2,500 uninsured cars seized by police

The number of vehicles seized in a landmark crackdown on insurance dodgers has hit the 2,500 mark.

Staffordshire Chief Constable Mike Cunningham with Police and Crime Commissioner Matthew Ellis.
Staffordshire Chief Constable Mike Cunningham with Police and Crime Commissioner Matthew Ellis.

Cars Behind Bars was introduced across Staffordshire in May 2013.

Cars, vans, motorbikes, mopeds, lorries and even a tractor has been seized by Staffordshire Police in that time - enough to reach across Cannock Chase if lined up nose to tail.

Around a third of those vehicles have been scrapped, police say.

Police and Crime Commissioner Matthew Ellis, who introduced the campaign, said: "Although it was launched over a year ago, the crackdown on insurance dodgers remains far and away the most popular thing raised with me by people I’ve spoken to across Staffordshire and Stoke.

"Over 2,500 people have now had to learn their lesson the hard way thanks to tremendous work by officers from Staffordshire Police. Those who drive without insurance can’t hide in Staffordshire.

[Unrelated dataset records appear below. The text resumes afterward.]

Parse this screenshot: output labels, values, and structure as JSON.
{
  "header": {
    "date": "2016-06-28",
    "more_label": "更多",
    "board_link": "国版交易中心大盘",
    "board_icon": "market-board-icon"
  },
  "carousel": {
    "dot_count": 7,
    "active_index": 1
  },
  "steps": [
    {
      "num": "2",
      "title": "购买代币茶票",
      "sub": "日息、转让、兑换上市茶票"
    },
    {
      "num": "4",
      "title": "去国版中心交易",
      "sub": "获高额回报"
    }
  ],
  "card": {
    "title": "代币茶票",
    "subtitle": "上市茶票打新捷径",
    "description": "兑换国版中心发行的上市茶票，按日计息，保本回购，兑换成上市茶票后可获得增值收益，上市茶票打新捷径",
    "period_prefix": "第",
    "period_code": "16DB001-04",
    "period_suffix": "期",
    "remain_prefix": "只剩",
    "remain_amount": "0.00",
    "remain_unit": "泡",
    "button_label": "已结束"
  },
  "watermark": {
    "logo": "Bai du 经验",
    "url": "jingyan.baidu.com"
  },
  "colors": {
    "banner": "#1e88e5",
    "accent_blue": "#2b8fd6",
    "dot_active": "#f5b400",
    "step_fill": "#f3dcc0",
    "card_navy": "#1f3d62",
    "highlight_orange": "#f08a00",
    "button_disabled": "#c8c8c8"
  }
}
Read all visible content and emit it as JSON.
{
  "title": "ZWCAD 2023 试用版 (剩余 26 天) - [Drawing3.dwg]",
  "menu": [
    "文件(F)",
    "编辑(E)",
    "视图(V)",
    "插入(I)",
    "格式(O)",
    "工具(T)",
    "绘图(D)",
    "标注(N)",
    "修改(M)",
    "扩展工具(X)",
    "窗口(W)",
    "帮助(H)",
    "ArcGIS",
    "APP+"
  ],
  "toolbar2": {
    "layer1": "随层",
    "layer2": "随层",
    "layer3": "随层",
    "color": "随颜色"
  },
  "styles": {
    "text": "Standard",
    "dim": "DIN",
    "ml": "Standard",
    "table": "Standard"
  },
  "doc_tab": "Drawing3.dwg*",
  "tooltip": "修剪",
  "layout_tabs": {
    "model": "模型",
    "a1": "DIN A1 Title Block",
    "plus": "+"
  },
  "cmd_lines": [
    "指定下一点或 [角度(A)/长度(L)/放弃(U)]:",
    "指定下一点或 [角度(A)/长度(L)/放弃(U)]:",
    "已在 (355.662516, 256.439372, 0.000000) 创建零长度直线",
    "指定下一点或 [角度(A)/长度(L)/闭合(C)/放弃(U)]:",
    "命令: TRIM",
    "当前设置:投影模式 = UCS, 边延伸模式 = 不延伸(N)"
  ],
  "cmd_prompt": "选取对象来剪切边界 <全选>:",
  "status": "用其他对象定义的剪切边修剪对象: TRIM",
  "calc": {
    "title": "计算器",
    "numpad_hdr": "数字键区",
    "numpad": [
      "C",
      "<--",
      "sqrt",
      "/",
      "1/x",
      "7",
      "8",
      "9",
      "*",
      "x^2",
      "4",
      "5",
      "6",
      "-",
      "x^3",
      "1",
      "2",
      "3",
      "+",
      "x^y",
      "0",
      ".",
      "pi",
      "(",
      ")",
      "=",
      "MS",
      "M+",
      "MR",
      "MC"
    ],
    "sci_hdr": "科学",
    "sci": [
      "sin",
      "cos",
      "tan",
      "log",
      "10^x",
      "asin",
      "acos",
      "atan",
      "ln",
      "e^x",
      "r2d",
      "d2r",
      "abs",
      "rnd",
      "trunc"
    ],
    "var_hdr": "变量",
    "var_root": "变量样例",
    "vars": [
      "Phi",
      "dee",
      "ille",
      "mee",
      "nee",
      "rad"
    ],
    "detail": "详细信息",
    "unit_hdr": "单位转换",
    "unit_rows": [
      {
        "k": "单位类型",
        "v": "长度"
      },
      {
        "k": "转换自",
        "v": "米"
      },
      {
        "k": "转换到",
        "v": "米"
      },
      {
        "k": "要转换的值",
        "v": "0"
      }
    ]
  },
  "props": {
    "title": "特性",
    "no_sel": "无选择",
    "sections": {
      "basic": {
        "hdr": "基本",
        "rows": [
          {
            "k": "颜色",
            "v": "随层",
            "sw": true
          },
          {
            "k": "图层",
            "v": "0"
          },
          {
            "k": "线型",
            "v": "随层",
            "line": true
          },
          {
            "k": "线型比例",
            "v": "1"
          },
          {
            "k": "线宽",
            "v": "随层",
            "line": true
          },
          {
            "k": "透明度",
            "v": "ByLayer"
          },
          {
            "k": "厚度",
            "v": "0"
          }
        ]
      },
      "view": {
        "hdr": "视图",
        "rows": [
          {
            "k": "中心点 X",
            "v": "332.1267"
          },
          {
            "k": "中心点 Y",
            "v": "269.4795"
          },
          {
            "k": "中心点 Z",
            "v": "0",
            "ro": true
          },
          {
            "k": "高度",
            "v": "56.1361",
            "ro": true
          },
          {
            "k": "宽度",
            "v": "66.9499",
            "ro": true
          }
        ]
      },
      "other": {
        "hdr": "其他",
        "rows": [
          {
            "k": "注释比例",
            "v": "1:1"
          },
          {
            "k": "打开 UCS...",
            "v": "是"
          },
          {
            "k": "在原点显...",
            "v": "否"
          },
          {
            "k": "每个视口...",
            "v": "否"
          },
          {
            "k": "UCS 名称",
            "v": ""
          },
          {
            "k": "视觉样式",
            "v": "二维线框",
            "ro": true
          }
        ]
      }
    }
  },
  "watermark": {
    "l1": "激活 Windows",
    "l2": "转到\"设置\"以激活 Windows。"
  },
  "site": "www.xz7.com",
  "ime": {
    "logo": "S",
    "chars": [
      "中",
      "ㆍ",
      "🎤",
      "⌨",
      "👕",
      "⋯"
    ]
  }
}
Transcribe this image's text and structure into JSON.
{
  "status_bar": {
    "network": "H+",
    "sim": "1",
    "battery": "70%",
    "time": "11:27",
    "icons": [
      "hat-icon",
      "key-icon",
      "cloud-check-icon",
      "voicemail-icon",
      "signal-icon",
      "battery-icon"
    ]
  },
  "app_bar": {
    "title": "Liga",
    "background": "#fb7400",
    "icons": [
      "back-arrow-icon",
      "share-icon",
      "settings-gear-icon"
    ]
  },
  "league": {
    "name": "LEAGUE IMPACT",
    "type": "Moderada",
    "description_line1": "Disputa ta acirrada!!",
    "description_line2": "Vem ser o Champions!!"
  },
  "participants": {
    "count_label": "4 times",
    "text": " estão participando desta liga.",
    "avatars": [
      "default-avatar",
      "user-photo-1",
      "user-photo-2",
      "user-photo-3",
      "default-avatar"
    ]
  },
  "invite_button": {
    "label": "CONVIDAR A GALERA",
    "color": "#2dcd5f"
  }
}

"They are being caught and dealt with by having their vehicles seized and, in many cases, scrapped."

He added: "It’s definitely struck a chord with law-abiding motorists who are hit by rising premiums because of these law-breakers.

"Why should all pay more because some people don’t pay. It’s clear that the message is hitting home as the number of insured motorists on Staffordshire and Stoke roads has risen significantly during the crackdown."

Cars Behind Bars uses Staffordshire’s extensive automatic number plate recognition (ANPR) system that identifies those flouting the law.

Chief Superintendent Jon Drake, from Staffordshire Police, said: "Staffordshire has an extensive ANPR system which allows us to identify vehicles that are uninsured, as well as those that have no tax or suspected of being involved in other crimes.

"This is part of daily activities for officers who seek out and target those committing these offences. We often find that those who choose to drive on our roads without insurance are linked to other criminal offences such as theft and burglary."

The fixed penalty fine for people who are caught without insurance was increased nationally from £200 to £300 in August 2013.

Motorists also face their car being seized, could be summoned to court and be disqualified, and an endorsement of six penalty points.

Some of the vehicles seized since the campaign launched can be viewed at www.staffordshire.police.uk/carsbehindbars

Comments for: "2,500 uninsured cars seized by police"

markie

If a pedestrian is hit and seriously injured by an uninsured driver there could be a need for lifetime care. The uninsured driver gets a small fine, probably less than his insurance would have been.

He should never get his car back, get at least a 3 year ban after his minimum 2 year prison sentence.

Uninsured driving is a serious criminal offence and should be treated as such. There is no excuse.

the dog

We the public would be more happier if they were shaking hands over 2500 criminals have been caught, not going to happen is it?

markie

Uninsured drivers are criminals.

They also cost those who insure their cars an extra £40 on their policies.